OTP Bank Nyrt., Hungary’s largest lender, expects to expand credit and see risk costs decline as bad loan formation slows, Chief Financial Officer Laszlo Bencsik said.
OTP may see a “moderate” increase in foreign currency-adjusted loans and operations in Hungary may improve, Bencsik said at a press conference in Budapest today. The bank may propose a dividend of 120 forint to 121 forint per share after the 2012 business year, Bencsik said, according to state news service MTI. That compares with a previous 101.7 forint per share payout.
OTP posted net income of 26.1 billion forint ($115 million) in the fourth quarter after a loss of 25.8 billion forint a year earlier, OTP said today. Analysts expected a profit of 30.4 billion forint in the last quarter, according to a Bloomberg poll of nine analysts.
“We expect a moderate improvement in company operations as we hope that the trend of declining loan volumes will turn around this year after a 2 percent fall in 2012,” Bencsik said. Economic strains will probably ease in a number of countries where OTP operates, including Hungary, yielding a “more positive picture” for the year, he said.
OTP shares rose as much as 2.1 percent today and traded 1 percent higher at 4,882 forint at 11:40 a.m. in Budapest, advancing for a fourth day. The benchmark BUX index advanced 0.13 percent in a fourth day of gains.
OTP, which has subsidiaries in nine countries in central and eastern Europe, is increasingly relying on its foreign subsidiaries for profit generation as Europe’s highest bank levy and Hungary’s economic slump take a toll on domestic operations and boost bad loans. The ratio of non-performing credits rose 0.1 percentage point, the slowest pace since 2008, to 19.1 percent on group level in the last quarter of 2012.
Hungary, OTP’s largest market, is battling its second recession in four years as household consumption declined, investments dropped and the euro-area crisis drained demand for exports. Prime Minister Viktor Orban, who in 2010 levied special taxes on several industries including banks, backtracked on an earlier promise to cut the bank levy in half in 2013 and imposed a financial transaction tax of 0.2 percent as he seeks to shore up the budget.
OTP sees “double-digit” consumption loan growth in Russia, Ukraine, Romania, Serbia, Slovakia and in Hungarian corporate loans, especially in the agricultural sector, the bank said in a presentation today.
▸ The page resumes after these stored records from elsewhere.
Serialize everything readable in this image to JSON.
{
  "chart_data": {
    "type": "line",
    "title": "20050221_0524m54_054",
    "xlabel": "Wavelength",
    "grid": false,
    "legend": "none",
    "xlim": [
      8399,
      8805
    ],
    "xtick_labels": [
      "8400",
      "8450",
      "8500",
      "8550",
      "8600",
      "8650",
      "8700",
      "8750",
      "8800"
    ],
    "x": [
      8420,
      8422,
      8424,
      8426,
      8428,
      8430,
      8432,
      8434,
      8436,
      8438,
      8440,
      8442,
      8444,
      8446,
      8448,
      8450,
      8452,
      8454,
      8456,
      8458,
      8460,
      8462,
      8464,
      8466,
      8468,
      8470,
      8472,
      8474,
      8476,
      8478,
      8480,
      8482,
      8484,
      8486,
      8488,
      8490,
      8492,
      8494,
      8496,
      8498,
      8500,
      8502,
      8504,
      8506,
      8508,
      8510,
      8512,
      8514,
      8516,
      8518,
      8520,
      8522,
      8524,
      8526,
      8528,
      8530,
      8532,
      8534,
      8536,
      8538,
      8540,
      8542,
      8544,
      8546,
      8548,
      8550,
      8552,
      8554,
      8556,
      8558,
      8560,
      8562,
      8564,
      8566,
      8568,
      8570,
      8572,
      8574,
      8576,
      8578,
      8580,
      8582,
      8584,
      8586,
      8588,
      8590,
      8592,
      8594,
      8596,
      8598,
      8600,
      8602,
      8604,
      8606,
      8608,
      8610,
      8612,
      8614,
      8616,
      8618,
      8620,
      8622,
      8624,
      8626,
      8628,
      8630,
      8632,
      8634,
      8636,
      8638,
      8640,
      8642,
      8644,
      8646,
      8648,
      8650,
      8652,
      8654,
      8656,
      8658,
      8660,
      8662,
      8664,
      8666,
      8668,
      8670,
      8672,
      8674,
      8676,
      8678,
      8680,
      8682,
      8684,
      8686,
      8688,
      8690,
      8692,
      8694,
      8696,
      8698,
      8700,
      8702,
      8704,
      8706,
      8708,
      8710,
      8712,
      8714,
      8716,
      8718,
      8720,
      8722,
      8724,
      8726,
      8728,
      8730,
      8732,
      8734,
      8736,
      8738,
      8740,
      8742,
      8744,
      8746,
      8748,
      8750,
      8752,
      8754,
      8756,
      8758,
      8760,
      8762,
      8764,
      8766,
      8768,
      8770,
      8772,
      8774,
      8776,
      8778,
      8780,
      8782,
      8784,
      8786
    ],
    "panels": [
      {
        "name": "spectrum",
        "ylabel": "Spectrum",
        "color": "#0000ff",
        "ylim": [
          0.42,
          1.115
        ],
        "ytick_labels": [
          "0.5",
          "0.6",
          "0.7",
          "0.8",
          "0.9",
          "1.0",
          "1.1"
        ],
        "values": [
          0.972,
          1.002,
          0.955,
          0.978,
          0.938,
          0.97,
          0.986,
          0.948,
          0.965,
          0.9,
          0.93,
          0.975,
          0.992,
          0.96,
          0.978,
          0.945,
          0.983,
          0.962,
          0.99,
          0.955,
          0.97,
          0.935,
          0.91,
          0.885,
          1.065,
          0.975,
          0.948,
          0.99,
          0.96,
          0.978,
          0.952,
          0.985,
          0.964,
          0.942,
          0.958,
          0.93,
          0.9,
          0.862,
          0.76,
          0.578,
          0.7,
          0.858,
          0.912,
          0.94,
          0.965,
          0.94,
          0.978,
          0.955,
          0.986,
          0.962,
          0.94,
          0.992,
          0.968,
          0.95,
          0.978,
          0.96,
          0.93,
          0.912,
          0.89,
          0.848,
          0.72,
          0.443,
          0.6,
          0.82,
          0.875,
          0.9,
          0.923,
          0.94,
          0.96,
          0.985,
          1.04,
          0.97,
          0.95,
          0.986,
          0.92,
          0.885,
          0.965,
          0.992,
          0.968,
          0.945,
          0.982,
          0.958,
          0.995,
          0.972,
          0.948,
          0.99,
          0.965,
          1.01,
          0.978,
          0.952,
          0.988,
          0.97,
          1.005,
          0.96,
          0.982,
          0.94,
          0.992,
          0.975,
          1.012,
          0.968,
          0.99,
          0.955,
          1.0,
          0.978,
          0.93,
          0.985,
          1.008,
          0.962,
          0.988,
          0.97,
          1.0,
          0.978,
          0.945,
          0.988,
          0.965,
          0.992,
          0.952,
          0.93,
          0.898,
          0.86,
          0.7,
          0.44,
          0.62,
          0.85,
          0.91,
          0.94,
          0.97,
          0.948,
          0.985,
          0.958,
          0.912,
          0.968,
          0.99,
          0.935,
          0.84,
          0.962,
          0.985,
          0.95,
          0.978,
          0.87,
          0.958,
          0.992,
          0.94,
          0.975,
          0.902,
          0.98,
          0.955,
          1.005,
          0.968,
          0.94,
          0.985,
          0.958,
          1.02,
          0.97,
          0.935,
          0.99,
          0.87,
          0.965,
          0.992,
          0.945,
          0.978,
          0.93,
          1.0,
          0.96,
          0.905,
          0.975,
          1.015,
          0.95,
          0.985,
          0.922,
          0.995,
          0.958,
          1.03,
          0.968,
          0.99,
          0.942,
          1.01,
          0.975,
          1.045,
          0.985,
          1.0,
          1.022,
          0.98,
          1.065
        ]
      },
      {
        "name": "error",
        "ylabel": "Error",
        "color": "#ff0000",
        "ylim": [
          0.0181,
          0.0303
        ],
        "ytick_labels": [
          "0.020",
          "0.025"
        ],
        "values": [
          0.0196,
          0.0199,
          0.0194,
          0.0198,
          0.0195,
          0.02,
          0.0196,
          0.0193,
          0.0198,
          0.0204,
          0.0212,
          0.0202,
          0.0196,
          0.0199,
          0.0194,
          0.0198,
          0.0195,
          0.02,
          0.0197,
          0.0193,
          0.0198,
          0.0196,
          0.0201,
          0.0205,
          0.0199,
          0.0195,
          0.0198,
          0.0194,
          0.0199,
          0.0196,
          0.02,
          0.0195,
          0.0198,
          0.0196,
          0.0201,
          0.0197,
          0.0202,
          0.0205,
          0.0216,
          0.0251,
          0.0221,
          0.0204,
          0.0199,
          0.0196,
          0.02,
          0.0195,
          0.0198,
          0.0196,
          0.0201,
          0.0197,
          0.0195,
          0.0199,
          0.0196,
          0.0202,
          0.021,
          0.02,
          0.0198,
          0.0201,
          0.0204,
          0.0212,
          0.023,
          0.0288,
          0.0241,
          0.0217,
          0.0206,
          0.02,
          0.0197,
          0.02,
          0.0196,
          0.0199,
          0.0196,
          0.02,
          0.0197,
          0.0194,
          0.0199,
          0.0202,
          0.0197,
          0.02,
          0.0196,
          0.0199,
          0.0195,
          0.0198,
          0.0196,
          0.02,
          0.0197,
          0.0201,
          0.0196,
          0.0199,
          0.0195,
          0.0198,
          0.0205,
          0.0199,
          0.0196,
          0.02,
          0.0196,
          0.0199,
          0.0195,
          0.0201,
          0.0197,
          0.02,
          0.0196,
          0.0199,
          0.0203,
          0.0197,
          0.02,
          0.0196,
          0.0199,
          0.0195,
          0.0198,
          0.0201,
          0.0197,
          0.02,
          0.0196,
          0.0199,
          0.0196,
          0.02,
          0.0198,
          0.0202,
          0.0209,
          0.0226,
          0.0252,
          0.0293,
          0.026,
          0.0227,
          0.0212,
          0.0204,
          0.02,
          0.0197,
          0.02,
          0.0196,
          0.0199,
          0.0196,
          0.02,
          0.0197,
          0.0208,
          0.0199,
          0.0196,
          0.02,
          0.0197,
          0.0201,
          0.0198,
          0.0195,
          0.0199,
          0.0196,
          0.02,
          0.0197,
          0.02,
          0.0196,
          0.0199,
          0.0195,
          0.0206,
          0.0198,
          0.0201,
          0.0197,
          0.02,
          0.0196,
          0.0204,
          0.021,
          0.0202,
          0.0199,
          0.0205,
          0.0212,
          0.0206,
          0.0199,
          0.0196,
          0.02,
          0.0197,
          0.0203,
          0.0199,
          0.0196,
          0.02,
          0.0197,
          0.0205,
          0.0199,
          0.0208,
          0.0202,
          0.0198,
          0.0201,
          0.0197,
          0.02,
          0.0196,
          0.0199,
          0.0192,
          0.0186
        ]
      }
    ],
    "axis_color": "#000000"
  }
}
Adjusted revenue margins will be stable while nominal operational costs may grow 5 percent, according to the presentation.
OTP’s results look better on a second glance as the loan portfolio quality is improving and bad loan coverage is at record levels, analysts at Budapest-based brokerage Equilor Zrt. said in an e-mail today. “Once the management sees a sustainable drop in risks, provisioning may drop significantly, leading to a surge in profit and a revving up of dividend payments,” according to the e-mail.
Net interest income fell 2 percent in the last three months of 2012 from a year earlier to 166 billion forint, while provisions rose 4 percent to 70.3 billion forint. The bank had a bad loan provision coverage of 80 percent at the end of 2012.
OTP would be open to government measures aimed at helping foreign-currency mortgage holders who are more than 90 days overdue with their payments, Bencsik said. OTP’s Swiss franc-denominated loans total 600 billion forint, of which 30 percent are non-performing, he said.